Biosample name: Biosample name is made of cell/tissue/cell line name, treatment condition, processing time, etc.

Chromosome: Chromosome.

Start position: The super-enhancer is at the start of the chromosome.

End position: The super-enhancer is at the end of the chromosome.

External links: Link to an external database for more information

Overlap rate: The overlap ratio between a certain super-enhancer regions and all super-enhancer regions.

Rank: The rank of SE is calculated based on H3k27ac density in the sample

7.1:Why is some information fruitless?

Reply:It may be because there is no corresponding annotation for the sample or the region has no result.

7.2:Why might web pages load slowly?

Reply:SEdb 2.0 has advanced storage technology and sufficient bandwidth to meet the needs of most users for the speed of web page loading.
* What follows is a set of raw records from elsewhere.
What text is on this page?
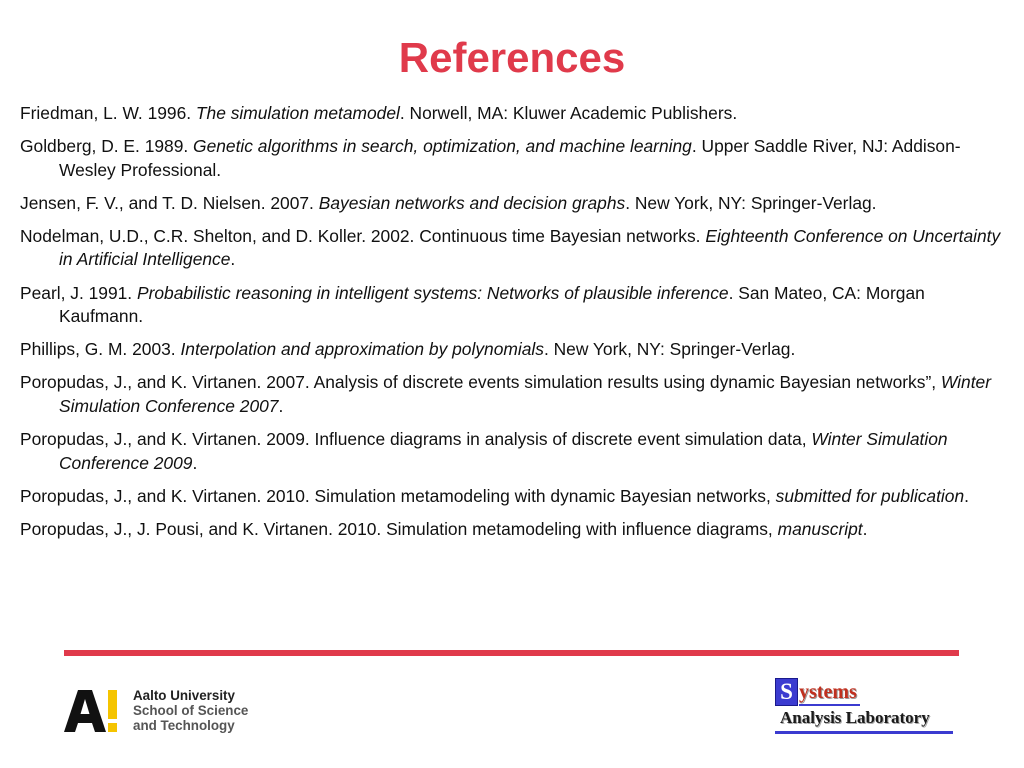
References
Friedman, L. W. 1996. The simulation metamodel. Norwell, MA: Kluwer Academic Publishers.
Goldberg, D. E. 1989. Genetic algorithms in search, optimization, and machine learning. Upper Saddle River, NJ: Addison-Wesley Professional.
Jensen, F. V., and T. D. Nielsen. 2007. Bayesian networks and decision graphs. New York, NY: Springer-Verlag.
Nodelman, U.D., C.R. Shelton, and D. Koller. 2002. Continuous time Bayesian networks. Eighteenth Conference on Uncertainty in Artificial Intelligence.
Pearl, J. 1991. Probabilistic reasoning in intelligent systems: Networks of plausible inference. San Mateo, CA: Morgan Kaufmann.
Phillips, G. M. 2003. Interpolation and approximation by polynomials. New York, NY: Springer-Verlag.
Poropudas, J., and K. Virtanen. 2007. Analysis of discrete events simulation results using dynamic Bayesian networks”, Winter Simulation Conference 2007.
Poropudas, J., and K. Virtanen. 2009. Influence diagrams in analysis of discrete event simulation data, Winter Simulation Conference 2009.
Poropudas, J., and K. Virtanen. 2010. Simulation metamodeling with dynamic Bayesian networks, submitted for publication.
Poropudas, J., J. Pousi, and K. Virtanen. 2010. Simulation metamodeling with influence diagrams, manuscript.
Aalto University
School of Science
and Technology
S ystems
Analysis Laboratory
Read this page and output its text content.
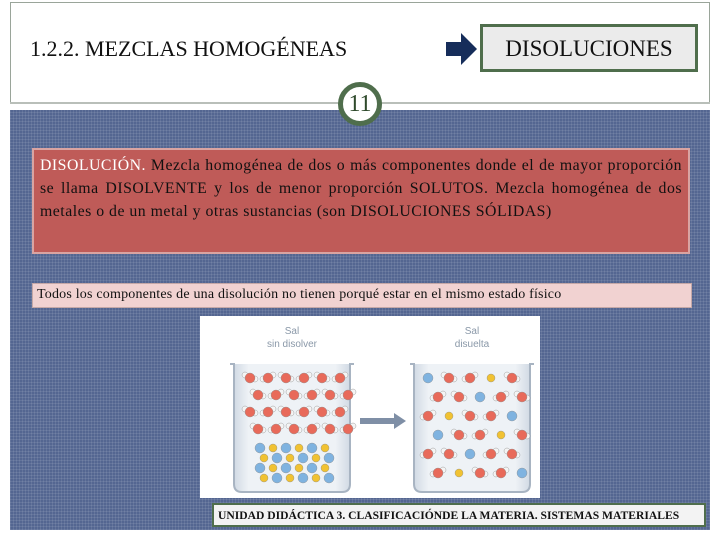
1.2.2. MEZCLAS HOMOGÉNEAS	DISOLUCIONES
11

DISOLUCIÓN. Mezcla homogénea de dos o más componentes donde el de mayor proporción se llama DISOLVENTE y los de menor proporción SOLUTOS. Mezcla homogénea de dos metales o de un metal y otras sustancias (son DISOLUCIONES SÓLIDAS)

Todos los componentes de una disolución no tienen porqué estar en el mismo estado físico
Sal
sin disolver
Sal
disuelta
UNIDAD DIDÁCTICA 3. CLASIFICACIÓNDE LA MATERIA. SISTEMAS MATERIALES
However, it is not excluded that few users have poor user experience due to network reasons.

7.3:The database integrates H3K27ac ChIP-Seq, input control sequencing, and DNA hypersensitivity data, but it is not clear how these datasets are matched for each cell type. Were only samples with all three data types considered?
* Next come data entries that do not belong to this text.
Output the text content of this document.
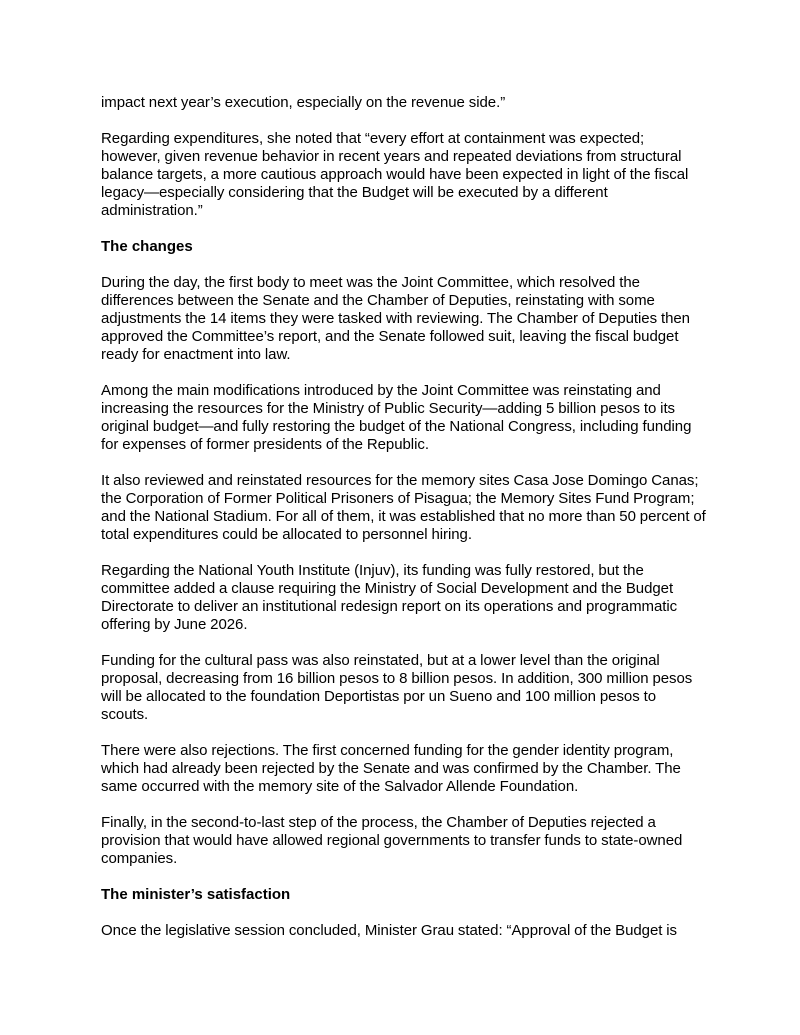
impact next year’s execution, especially on the revenue side.”

Regarding expenditures, she noted that “every effort at containment was expected; however, given revenue behavior in recent years and repeated deviations from structural balance targets, a more cautious approach would have been expected in light of the fiscal legacy—especially considering that the Budget will be executed by a different administration.”

The changes

During the day, the first body to meet was the Joint Committee, which resolved the differences between the Senate and the Chamber of Deputies, reinstating with some adjustments the 14 items they were tasked with reviewing. The Chamber of Deputies then approved the Committee’s report, and the Senate followed suit, leaving the fiscal budget ready for enactment into law.

Among the main modifications introduced by the Joint Committee was reinstating and increasing the resources for the Ministry of Public Security—adding 5 billion pesos to its original budget—and fully restoring the budget of the National Congress, including funding for expenses of former presidents of the Republic.

It also reviewed and reinstated resources for the memory sites Casa Jose Domingo Canas; the Corporation of Former Political Prisoners of Pisagua; the Memory Sites Fund Program; and the National Stadium. For all of them, it was established that no more than 50 percent of total expenditures could be allocated to personnel hiring.

Regarding the National Youth Institute (Injuv), its funding was fully restored, but the committee added a clause requiring the Ministry of Social Development and the Budget Directorate to deliver an institutional redesign report on its operations and programmatic offering by June 2026.

Funding for the cultural pass was also reinstated, but at a lower level than the original proposal, decreasing from 16 billion pesos to 8 billion pesos. In addition, 300 million pesos will be allocated to the foundation Deportistas por un Sueno and 100 million pesos to scouts.

There were also rejections. The first concerned funding for the gender identity program, which had already been rejected by the Senate and was confirmed by the Chamber. The same occurred with the memory site of the Salvador Allende Foundation.

Finally, in the second-to-last step of the process, the Chamber of Deputies rejected a provision that would have allowed regional governments to transfer funds to state-owned companies.

The minister’s satisfaction

Once the legislative session concluded, Minister Grau stated: “Approval of the Budget is
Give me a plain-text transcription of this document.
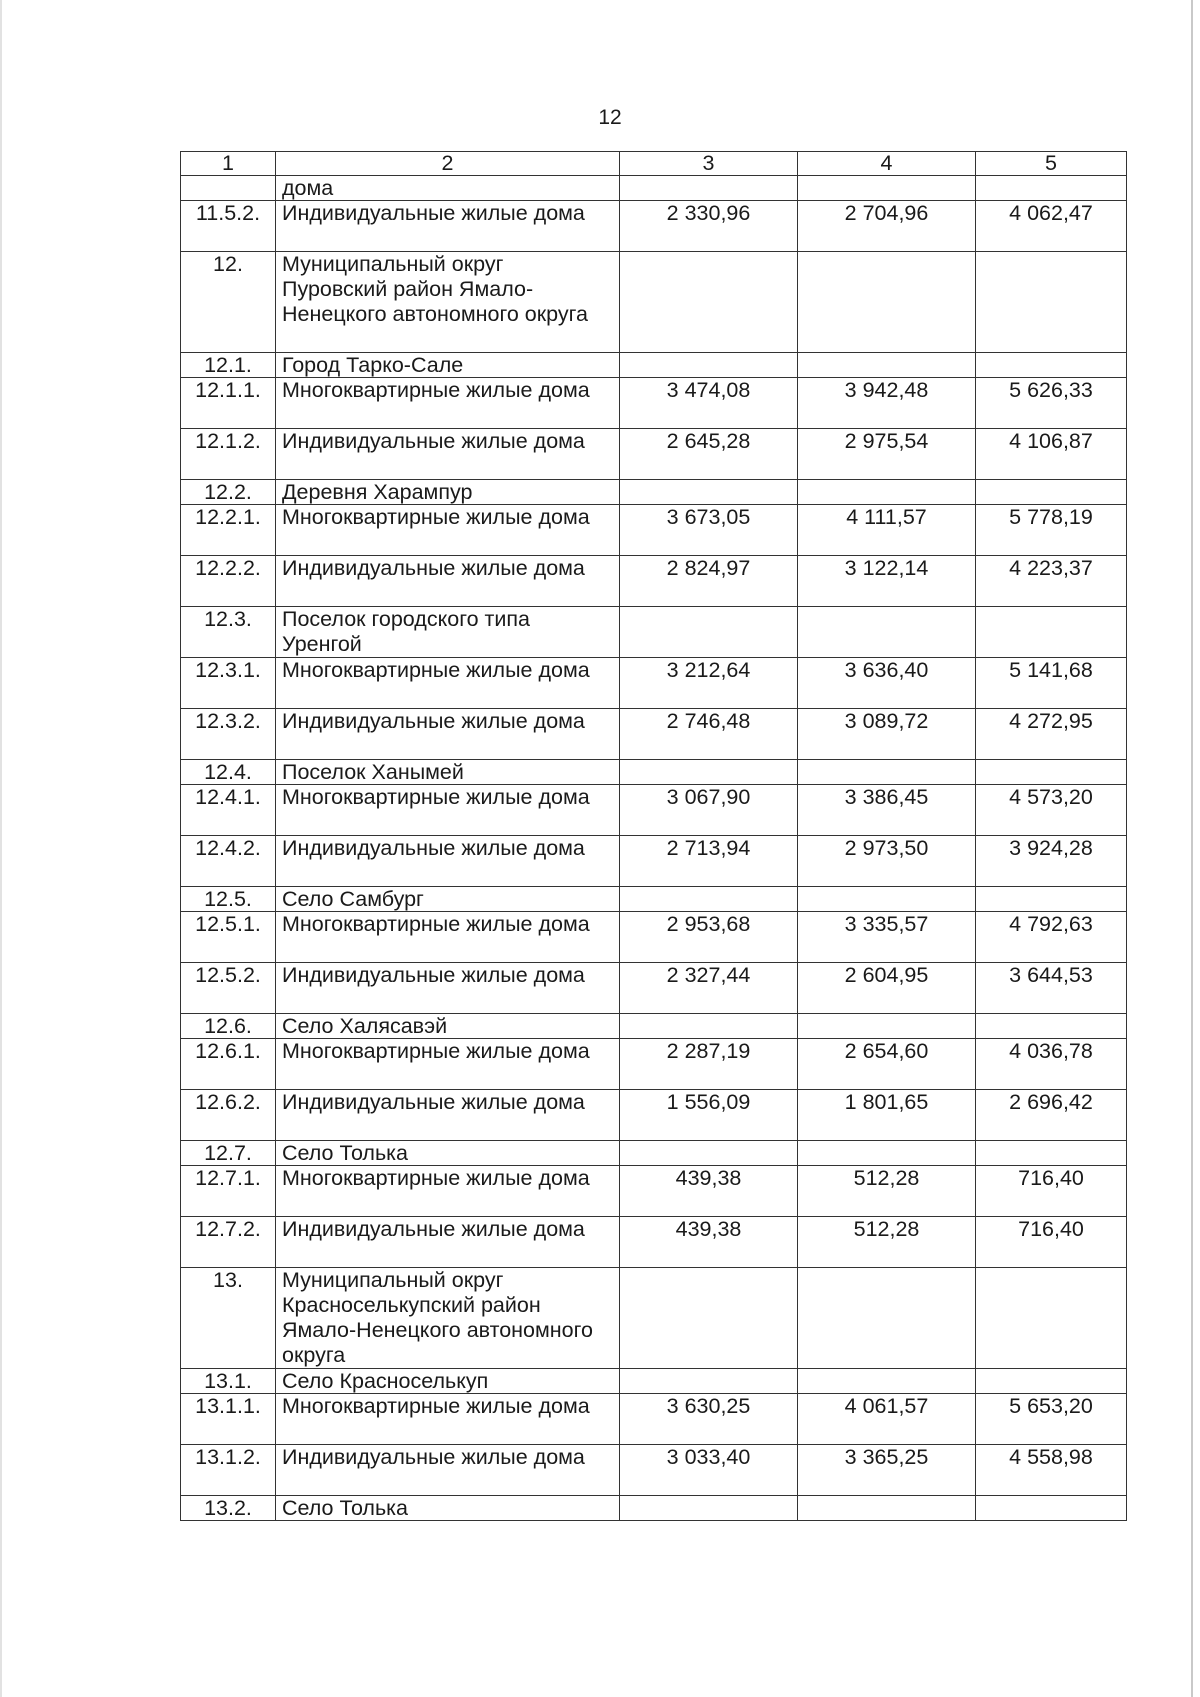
12
1	2	3	4	5
	дома			
11.5.2.	Индивидуальные жилые дома	2 330,96	2 704,96	4 062,47
12.	Муниципальный округ Пуровский район Ямало-Ненецкого автономного округа			
12.1.	Город Тарко-Сале			
12.1.1.	Многоквартирные жилые дома	3 474,08	3 942,48	5 626,33
12.1.2.	Индивидуальные жилые дома	2 645,28	2 975,54	4 106,87
12.2.	Деревня Харампур			
12.2.1.	Многоквартирные жилые дома	3 673,05	4 111,57	5 778,19
12.2.2.	Индивидуальные жилые дома	2 824,97	3 122,14	4 223,37
12.3.	Поселок городского типа Уренгой			
12.3.1.	Многоквартирные жилые дома	3 212,64	3 636,40	5 141,68
12.3.2.	Индивидуальные жилые дома	2 746,48	3 089,72	4 272,95
12.4.	Поселок Ханымей			
12.4.1.	Многоквартирные жилые дома	3 067,90	3 386,45	4 573,20
12.4.2.	Индивидуальные жилые дома	2 713,94	2 973,50	3 924,28
12.5.	Село Самбург			
12.5.1.	Многоквартирные жилые дома	2 953,68	3 335,57	4 792,63
12.5.2.	Индивидуальные жилые дома	2 327,44	2 604,95	3 644,53
12.6.	Село Халясавэй			
12.6.1.	Многоквартирные жилые дома	2 287,19	2 654,60	4 036,78
12.6.2.	Индивидуальные жилые дома	1 556,09	1 801,65	2 696,42
12.7.	Село Толька			
12.7.1.	Многоквартирные жилые дома	439,38	512,28	716,40
12.7.2.	Индивидуальные жилые дома	439,38	512,28	716,40
13.	Муниципальный округ Красноселькупский район Ямало-Ненецкого автономного округа			
13.1.	Село Красноселькуп			
13.1.1.	Многоквартирные жилые дома	3 630,25	4 061,57	5 653,20
13.1.2.	Индивидуальные жилые дома	3 033,40	3 365,25	4 558,98
13.2.	Село Толька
Reply:To ensure the quality of super-enhancer identification, each of the H3k27ac samples collected by SEdb 2.0 need to contain H3K27ac ChIP-seq and the corresponding input control sequencing data. Furthermore, a sample, as well as cell type, will be contained in the database if super-enhancers were successfully identified in the sample using H3K27ac ChIP-seq and the corresponding input control sequencing. DNA hypersensitivity data are only used to annotate the identified super-enhancers. We match corresponding DNA hypersensitivity data to super-enhancers of a sample/cell type in the database if DNA hypersensitivity data exist for that sample/cell type.

7.4:How is the sample repetition removed?e.g. ENCODE samples contained within GEO/SRA.
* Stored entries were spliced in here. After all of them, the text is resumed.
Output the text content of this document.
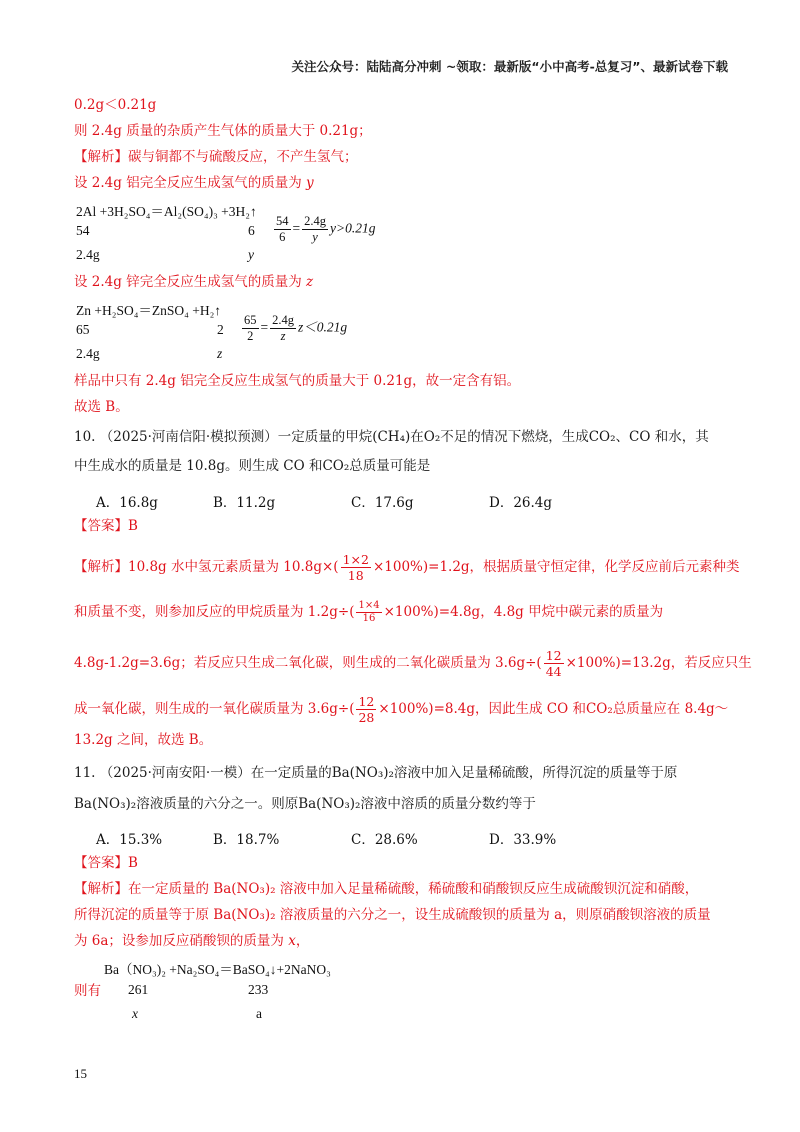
关注公众号：陆陆高分冲刺 ~领取：最新版“小中高考-总复习”、最新试卷下载
0.2g＜0.21g
则 2.4g 质量的杂质产生气体的质量大于 0.21g；
【解析】碳与铜都不与硫酸反应，不产生氢气；
设 2.4g 铝完全反应生成氢气的质量为 y
2Al +3H₂SO₄＝Al₂(SO₄)₃ +3H₂↑
54	6
2.4g	y
$\frac{54}{6} = \frac{2.4g}{y} y>0.21g$
设 2.4g 锌完全反应生成氢气的质量为 z
Zn +H₂SO₄＝ZnSO₄ +H₂↑
65	2
2.4g	z
$\frac{65}{2} = \frac{2.4g}{z} z<0.21g$
样品中只有 2.4g 铝完全反应生成氢气的质量大于 0.21g，故一定含有铝。
故选 B。
10. （2025·河南信阳·模拟预测）一定质量的甲烷(CH₄)在O₂不足的情况下燃烧，生成CO₂、CO 和水，其
中生成水的质量是 10.8g。则生成 CO 和CO₂总质量可能是
A．16.8g	B．11.2g	C．17.6g	D．26.4g
【答案】B
【解析】10.8g 水中氢元素质量为 $10.8g\times( \frac{1\times 2}{18} \times 100\%)=1.2g$，根据质量守恒定律，化学反应前后元素种类
和质量不变，则参加反应的甲烷质量为 $1.2g\div( \frac{1\times 4}{16} \times 100\%)=4.8g$，4.8g 甲烷中碳元素的质量为
4.8g-1.2g=3.6g；若反应只生成二氧化碳，则生成的二氧化碳质量为 $3.6g\div( \frac{12}{44} \times 100\%)=13.2g$，若反应只生
成一氧化碳，则生成的一氧化碳质量为 $3.6g\div( \frac{12}{28} \times 100\%)=8.4g$，因此生成 CO 和CO₂总质量应在 8.4g～
13.2g 之间，故选 B。
11. （2025·河南安阳·一模）在一定质量的Ba(NO₃)₂溶液中加入足量稀硫酸，所得沉淀的质量等于原
Ba(NO₃)₂溶液质量的六分之一。则原Ba(NO₃)₂溶液中溶质的质量分数约等于
A．15.3%	B．18.7%	C．28.6%	D．33.9%
【答案】B
【解析】在一定质量的 Ba(NO₃)₂ 溶液中加入足量稀硫酸，稀硫酸和硝酸钡反应生成硫酸钡沉淀和硝酸，
所得沉淀的质量等于原 Ba(NO₃)₂ 溶液质量的六分之一，设生成硫酸钡的质量为 a，则原硝酸钡溶液的质量
为 6a；设参加反应硝酸钡的质量为 x，
Ba（NO₃)₂ +Na₂SO₄＝BaSO₄↓+2NaNO₃
则有 261	233
x	a
15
Reply:Data in SEdb 2.0 come from ENCODE, Roadmap, GGR, and GEO/SRA. We first downloaded the data for ENCODE, Roadmap, and GGR from the ENCODE/Roadmap website (www.encodeproject.org/). These data have already been de-duplicated on the website. In the process of screening NCBI GEO/SRA data, we did not consider samples that appeared in ENCODE, Roadmap, or GGR. Finally, all data from ENCODE, Roadmap, GGR, and GEO/SRA were further de-duplicated manually according to the unique GEO/SRA series number.

Development environment

The current version of SEdb 2.0 was developed using MySQL 5.7.17 (http://www.mysql.com) and runs on a Linux-based Apache Web server (http://www.apache.org). We used PHP 7.0 (http://www.php.net) for server-side scripting. We designed and built the interactive interface using Bootstrap v3.3.7 (https://v3.bootcss.com) and JQuery v2.1.1 (http://jquery. com). We used ECharts (http://echarts.baidu.com) and D3 (https://d3js.org) as a graphical visualization framework, and JBrowse (http://jbrowse.org) is the genome browser framework. We recommend using a modern web browser that supports the HTML5 standard such as Firefox, Google Chrome, Safari, Opera or IE 9.0+ for the best display.

The SEdb 2.0 database is freely available to the research community using the web link (http://www.licpathway.net/sedb). Users are not required to register or login to access features in the database.

Material disclaimer

The materials and frameworks used by SEdb 2.0 are shared by the network and do not contain intellectual property infringement. If there is any infringement, please write to us and we will change it in time.